Les comptes publiés à la BRVM permettent d’apporter une première réponse. Ces ressources ne restent pas sans emploi. Une banque ne se contente pas de recevoir des dépôts pour ensuite les redistribuer intégralement sous forme de prêts. Elle doit gérer sa liquidité, respecter des exigences règlementaires, détenir des actifs permettant de faire face à ses engagements et rechercher des placements rémunérateurs. Une partie est transformée en crédits aux entreprises, aux particuliers et aux autres acteurs économiques.

Dans les comptes de l’entreprise, on note qu’à fin juin, les financements à la clientèle atteignent 1.328,6 milliards FCFA. Il y figure aussi, notamment, 984,5 milliards FCFA d’obligations et autres titres à revenu fixe, auxquels s’ajoutent environ 74 milliards FCFA d’effets publics et valeurs assimilées (Bons et Obligations du Trésor et autres titres publics). Ces différents emplois montrent que les ressources collectées ne sont pas cantonnées au seul financement de la clientèle : elles participent aussi au financement du marché financier et, indirectement, de l’économie nationale.

Par ces différents canaux, l’argent collecté circule donc de nouveau dans l’économie : il finance l’activité des entreprises et des ménages lorsqu’il prend la forme de crédits, et contribue au financement des émetteurs de titres, notamment l’État et les institutions publiques, lorsque la banque investit sur le marché financier.

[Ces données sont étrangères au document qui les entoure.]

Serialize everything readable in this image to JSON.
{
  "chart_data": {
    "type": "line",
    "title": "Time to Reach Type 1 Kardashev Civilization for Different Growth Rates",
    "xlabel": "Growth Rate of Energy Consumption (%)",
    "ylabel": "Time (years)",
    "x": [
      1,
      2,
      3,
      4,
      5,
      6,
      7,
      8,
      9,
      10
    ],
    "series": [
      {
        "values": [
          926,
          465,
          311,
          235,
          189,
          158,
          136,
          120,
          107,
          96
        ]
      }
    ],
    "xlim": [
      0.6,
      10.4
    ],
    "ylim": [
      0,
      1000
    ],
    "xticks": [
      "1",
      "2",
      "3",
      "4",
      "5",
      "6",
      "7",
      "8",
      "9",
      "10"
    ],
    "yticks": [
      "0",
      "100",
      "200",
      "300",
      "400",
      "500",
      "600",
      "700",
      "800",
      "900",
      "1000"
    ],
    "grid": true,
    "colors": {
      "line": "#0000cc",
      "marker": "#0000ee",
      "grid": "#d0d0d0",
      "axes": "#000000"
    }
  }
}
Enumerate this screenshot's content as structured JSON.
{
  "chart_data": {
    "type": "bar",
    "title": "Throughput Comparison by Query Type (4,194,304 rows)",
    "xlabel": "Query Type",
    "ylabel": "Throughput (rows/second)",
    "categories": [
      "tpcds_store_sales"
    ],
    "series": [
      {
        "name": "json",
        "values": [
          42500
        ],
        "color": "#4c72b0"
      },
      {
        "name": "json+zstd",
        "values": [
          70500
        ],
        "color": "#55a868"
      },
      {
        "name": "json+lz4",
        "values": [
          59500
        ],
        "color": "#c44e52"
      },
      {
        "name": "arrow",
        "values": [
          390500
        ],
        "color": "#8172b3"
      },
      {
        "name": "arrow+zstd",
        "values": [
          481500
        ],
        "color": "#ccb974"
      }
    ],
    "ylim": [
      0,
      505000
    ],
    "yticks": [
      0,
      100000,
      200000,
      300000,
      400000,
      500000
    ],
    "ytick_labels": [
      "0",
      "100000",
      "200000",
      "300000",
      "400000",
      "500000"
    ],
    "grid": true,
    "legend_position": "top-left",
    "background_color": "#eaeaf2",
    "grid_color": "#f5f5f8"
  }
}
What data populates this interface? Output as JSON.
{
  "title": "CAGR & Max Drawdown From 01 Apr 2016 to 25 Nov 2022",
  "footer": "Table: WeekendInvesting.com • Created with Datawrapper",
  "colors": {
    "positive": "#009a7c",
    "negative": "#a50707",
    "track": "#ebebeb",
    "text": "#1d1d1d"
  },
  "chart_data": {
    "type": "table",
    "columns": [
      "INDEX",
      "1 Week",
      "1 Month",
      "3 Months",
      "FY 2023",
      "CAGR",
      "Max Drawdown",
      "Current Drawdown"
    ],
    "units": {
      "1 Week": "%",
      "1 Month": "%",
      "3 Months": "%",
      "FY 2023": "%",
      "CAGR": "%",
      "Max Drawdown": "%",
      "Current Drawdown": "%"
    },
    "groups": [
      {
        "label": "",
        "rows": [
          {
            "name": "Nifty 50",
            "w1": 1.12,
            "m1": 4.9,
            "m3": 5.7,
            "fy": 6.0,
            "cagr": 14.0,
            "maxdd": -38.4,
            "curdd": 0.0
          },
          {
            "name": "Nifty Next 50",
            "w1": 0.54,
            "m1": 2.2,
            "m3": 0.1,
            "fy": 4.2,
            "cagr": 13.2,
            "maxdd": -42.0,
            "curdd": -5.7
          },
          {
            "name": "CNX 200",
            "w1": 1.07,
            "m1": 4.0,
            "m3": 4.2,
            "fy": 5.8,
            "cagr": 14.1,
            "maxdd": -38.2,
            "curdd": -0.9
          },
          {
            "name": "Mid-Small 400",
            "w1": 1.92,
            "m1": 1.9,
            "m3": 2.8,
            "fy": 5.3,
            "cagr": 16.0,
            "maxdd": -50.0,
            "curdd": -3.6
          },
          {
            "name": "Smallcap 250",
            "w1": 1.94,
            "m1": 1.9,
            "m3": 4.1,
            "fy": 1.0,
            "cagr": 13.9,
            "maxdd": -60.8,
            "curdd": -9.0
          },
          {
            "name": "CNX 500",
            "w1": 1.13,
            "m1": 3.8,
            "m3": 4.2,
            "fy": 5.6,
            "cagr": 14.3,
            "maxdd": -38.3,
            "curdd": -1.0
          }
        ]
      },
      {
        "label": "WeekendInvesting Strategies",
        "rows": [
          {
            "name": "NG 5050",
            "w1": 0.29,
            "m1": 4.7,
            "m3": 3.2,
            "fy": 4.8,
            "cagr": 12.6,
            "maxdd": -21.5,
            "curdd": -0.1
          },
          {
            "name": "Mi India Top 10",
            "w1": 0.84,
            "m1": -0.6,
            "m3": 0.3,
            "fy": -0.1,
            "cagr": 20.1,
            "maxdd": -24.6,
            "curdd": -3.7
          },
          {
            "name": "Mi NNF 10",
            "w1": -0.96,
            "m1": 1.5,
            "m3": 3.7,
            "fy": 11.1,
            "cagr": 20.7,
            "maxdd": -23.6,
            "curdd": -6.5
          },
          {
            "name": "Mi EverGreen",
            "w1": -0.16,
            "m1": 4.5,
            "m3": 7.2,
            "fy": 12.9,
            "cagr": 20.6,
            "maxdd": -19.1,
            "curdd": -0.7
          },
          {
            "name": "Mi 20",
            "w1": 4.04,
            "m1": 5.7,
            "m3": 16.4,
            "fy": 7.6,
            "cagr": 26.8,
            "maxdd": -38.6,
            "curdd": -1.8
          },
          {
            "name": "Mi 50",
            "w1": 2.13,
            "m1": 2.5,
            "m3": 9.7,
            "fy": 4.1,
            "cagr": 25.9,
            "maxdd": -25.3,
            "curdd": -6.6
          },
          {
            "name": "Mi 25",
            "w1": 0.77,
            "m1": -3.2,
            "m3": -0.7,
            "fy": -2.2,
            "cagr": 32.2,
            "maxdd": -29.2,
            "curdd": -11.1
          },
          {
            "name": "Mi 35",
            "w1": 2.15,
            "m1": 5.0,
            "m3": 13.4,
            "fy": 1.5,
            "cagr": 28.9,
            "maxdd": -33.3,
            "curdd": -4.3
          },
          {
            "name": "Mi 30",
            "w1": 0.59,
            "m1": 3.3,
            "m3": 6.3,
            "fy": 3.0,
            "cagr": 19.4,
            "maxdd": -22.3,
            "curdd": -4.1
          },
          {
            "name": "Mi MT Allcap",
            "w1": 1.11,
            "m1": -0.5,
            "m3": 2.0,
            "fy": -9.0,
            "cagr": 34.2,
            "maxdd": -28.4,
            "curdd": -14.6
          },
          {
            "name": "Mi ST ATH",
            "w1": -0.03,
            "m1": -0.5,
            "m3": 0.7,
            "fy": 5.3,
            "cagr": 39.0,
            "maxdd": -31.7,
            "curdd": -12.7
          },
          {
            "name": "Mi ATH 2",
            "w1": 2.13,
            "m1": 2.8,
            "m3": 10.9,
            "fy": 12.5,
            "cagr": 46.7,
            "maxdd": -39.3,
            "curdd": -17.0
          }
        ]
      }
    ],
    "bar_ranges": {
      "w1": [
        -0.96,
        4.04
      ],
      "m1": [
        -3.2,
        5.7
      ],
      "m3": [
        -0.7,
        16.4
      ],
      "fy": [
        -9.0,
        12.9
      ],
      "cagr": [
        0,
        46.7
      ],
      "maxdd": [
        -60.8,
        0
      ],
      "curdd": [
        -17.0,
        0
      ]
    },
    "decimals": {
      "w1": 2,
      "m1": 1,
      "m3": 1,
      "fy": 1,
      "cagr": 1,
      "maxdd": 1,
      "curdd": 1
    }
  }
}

Le produit net bancaire atteint 78,9 milliards FCFA, en hausse de 21%, tandis que le résultat brut d’exploitation s’établit à 49,35 milliards. Et sur le tableau des comptes semestriels, après déduction du coût du risque, le résultat net ressort encore à 41,1 milliards FCFA. La rentabilité est donc bien là.

ESS

Coût du risque, un indicateur à surveiller

Cette dynamique des ressources et des emplois est d’autant plus importante à observer que le coût du risque augmente lui aussi. Il atteint 8,2 milliards FCFA, contre 5,5 milliards un an plus tôt, soit une progression de 48,1 %. Cette progression ne signifie pas nécessairement une dégradation générale du portefeuille, mais elle constitue un indicateur à surveiller, d’autant que les crédits n’ont augmenté que de 6,6 %. Le coût du risque reflète, notamment, les précautions prises par la banque face aux risques de non-remboursement de certains crédits. Sa progression plus rapide que celle des crédits ne signifie pas nécessairement que le portefeuille s’est dégradé, mais elle constitue un indicateur à surveiller. Pour l’instant, la progression de l’activité permet largement d’absorber cette charge.